Bei Each-Way-Wetten, die eine Siegwette und eine Platzwette kombinieren, kann ein Dead Heat den Sieganteil reduzieren, während der Platzanteil unberührt bleibt — oder umgekehrt, je nachdem, auf welchem Platz das tote Rennen stattfindet. Die Abrechnung kann in diesen Fällen komplex werden, und es lohnt sich, die Wettabrechnung des Anbieters genau zu prüfen. Als Faustregel gilt: Wenn Ihr Pferd am Dead Heat beteiligt ist, erhalten Sie immer weniger als bei einem alleinigen Sieg, aber immer mehr als bei einer verlorenen Wette. Die Dead-Heat-Regel ist fair — sie teilt den Kuchen, statt ihn jemandem wegzunehmen.

Häufigkeit und was Wetter daraus lernen können

Dead Heats auf den Sieg sind im modernen Galopprennsport eine Rarität.

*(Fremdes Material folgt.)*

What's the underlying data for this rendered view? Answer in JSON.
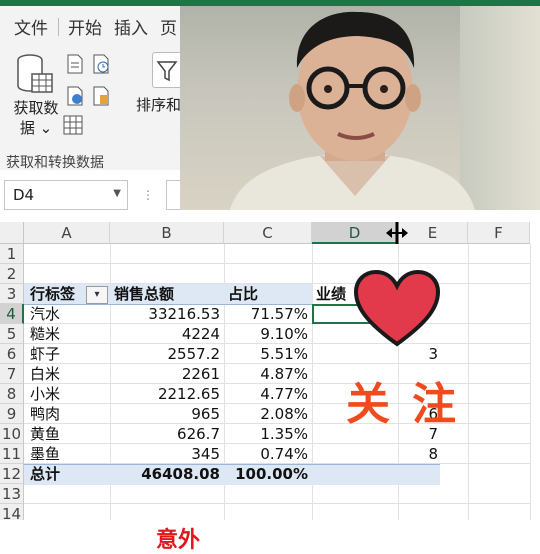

Die Zielkameratechnik ist so präzise, dass in den allermeisten Fällen ein Sieger ermittelt werden kann — selbst wenn der Abstand nur wenige Zentimeter beträgt. Auf den Plätzen kommen tote Rennen häufiger vor, besonders in großen Starterfeldern, wo das Feld in den hinteren Positionen enger zusammenliegt.

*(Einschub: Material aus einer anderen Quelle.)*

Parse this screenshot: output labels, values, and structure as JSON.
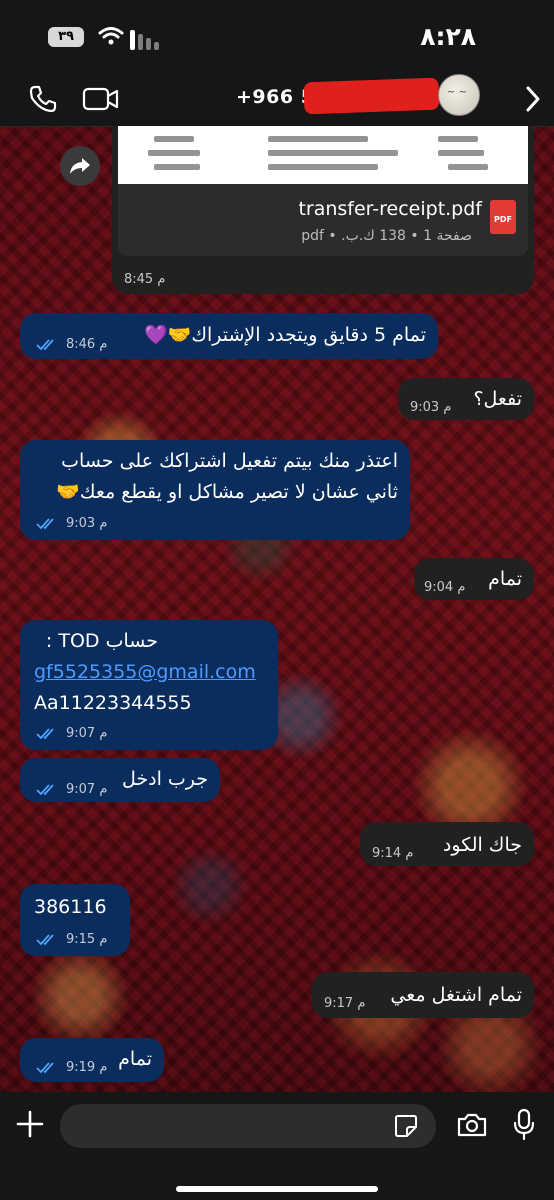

Bei 7.323 Starts in der deutschen Galopprennsaison 2024 war die absolute Zahl der Dead Heats gering, aber für die betroffenen Wetter dennoch spürbar. Die Lehre für die Wettstrategie: Dead Heats sind kein kalkulierbares Risiko, das in die Quotenanalyse einfließen sollte, sondern ein seltener Sonderfall, den man kennen muss, um die Abrechnung zu verstehen.

Ein pragmatischer Tipp: Prüfen Sie nach jedem Renntag die offiziellen Ergebnisse, um Dead Heats frühzeitig zu erkennen. Manchmal wird ein Dead Heat erst nach der Live-Übertragung offiziell bestätigt, und die Wettabrechnung erfolgt mit Verzögerung. Wenn zwei gleichzeitig das Ziel erreichen, ist das kein Betrug und kein Systemfehler — es ist eine der wenigen Situationen im Pferderennsport, in denen die Natur sich weigert, einen klaren Sieger zu benennen. Die Mathematik löst das Problem sauber, man muss nur wissen, wie.